Forscher, die den Ursachen des Bienensterbens nachgehen, kämpfen unter anderem damit, dass die Insekten kilometerweit fliegen und unvorhersehbar herumschwirren. Einzelne Tiere im Auge zu behalten ist bisher nahezu unmöglich. Das wollen Paul Cross und Cristiano Palego, zwei Wissenschaftler von der Bangor University in Wales, mit Hilfe von High-Tech ändern: Sie arbeiten an einem Mini-Funksystem, das Bienen umgeschnallt werden soll wie ein Rucksack.
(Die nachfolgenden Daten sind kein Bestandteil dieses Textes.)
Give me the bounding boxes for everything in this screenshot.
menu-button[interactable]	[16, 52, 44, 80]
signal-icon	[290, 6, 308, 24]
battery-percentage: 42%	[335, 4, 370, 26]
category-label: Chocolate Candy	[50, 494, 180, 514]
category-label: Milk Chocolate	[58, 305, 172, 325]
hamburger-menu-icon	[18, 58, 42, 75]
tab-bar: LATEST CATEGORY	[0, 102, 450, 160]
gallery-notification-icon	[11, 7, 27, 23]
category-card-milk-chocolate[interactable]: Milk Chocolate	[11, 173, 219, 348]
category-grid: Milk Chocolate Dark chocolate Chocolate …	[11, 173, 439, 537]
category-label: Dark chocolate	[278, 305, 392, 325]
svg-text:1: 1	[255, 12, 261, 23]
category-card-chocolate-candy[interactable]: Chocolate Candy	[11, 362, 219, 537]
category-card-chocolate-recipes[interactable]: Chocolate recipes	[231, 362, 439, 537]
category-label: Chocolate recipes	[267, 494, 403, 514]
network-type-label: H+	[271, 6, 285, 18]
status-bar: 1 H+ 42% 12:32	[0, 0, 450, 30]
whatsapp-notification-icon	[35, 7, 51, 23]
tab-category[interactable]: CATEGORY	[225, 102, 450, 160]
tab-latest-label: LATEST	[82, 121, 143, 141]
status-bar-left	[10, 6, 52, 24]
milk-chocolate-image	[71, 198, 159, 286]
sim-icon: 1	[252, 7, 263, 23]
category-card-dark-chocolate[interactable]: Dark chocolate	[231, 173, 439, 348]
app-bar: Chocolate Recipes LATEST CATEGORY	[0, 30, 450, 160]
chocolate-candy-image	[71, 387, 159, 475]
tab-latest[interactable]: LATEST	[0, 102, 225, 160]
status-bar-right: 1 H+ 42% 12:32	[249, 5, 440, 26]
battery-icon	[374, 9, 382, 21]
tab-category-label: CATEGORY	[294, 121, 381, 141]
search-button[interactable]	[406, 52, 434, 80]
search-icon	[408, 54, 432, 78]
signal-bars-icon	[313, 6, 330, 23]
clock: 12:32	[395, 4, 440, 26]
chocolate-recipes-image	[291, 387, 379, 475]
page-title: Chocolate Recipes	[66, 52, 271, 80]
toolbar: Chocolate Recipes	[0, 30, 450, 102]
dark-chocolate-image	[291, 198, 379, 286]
Ähnliche Versuche gab es zwar schon früher, doch halfen die Systeme nur begrenzt — entweder litten die Tiere unter zu schweren Antennen, die sie beim Fliegen behinderten, oder die Reichweite der Funksignale war sehr gering. Bei einem Projekt der australischen Wissenschaftsbehörde CSIRO etwa müssen die datensammelnden RFID-Chips aus maximal 30 Zentimetern Entfernung ausgelesen werden.

Beide Probleme wollen die britischen Forscher nun lösen. Ihr Bienen-Backpack soll nicht größer sein als ein Streichholzkopf und weniger als 50 Milligramm wiegen, etwa so viel wie zwei Reiskörner. Um das Gewicht so niedrig zu halten, verzichten die Entwickler auf eine Batterie für den Sender. Stattdessen setzen sie darauf, die Bewegungsenergie, die beim Flug der Biene entsteht, für die Übertragung der Funksignale nutzen zu können. Zusätzlich wollen sie mobile Empfänger einsetzen, um den Tieren auf ihren Ausflügen weiter zu folgen, als es bisher möglich war.

Die Herausforderung: Wie schnallt man Tausenden von Bienen Rucksäcke um?

Zu Details hält Palego sich mit Blick auf Patent-Anmeldungen noch bedeckt, doch im Frühjahr „sollten wesentliche Komponenten bereit sein“, um in der nächsten Bienensaison getestet zu werden, sagt der Spezialist für Smart-Sensor-Technologie. Wie es am besten gelingen könnte, den herumsummenden Bienen Rucksäcke umzuschnallen, gehöre aber noch zu den offenen Fragen. „Das ist definitiv eine Herausforderung“, sagt Palego. Für bisherige Versuche, die Tiere mit Tracking-Technologien auszustatten, mussten die Bienen mit Betäubungsmitteln ruhiggestellt und einzeln verkabelt werden. So viel Aufwand wollen die Wissenschaftler aus Wales vermeiden. „Wir arbeiten einem alternativen Ansatz“, erklärt Palego.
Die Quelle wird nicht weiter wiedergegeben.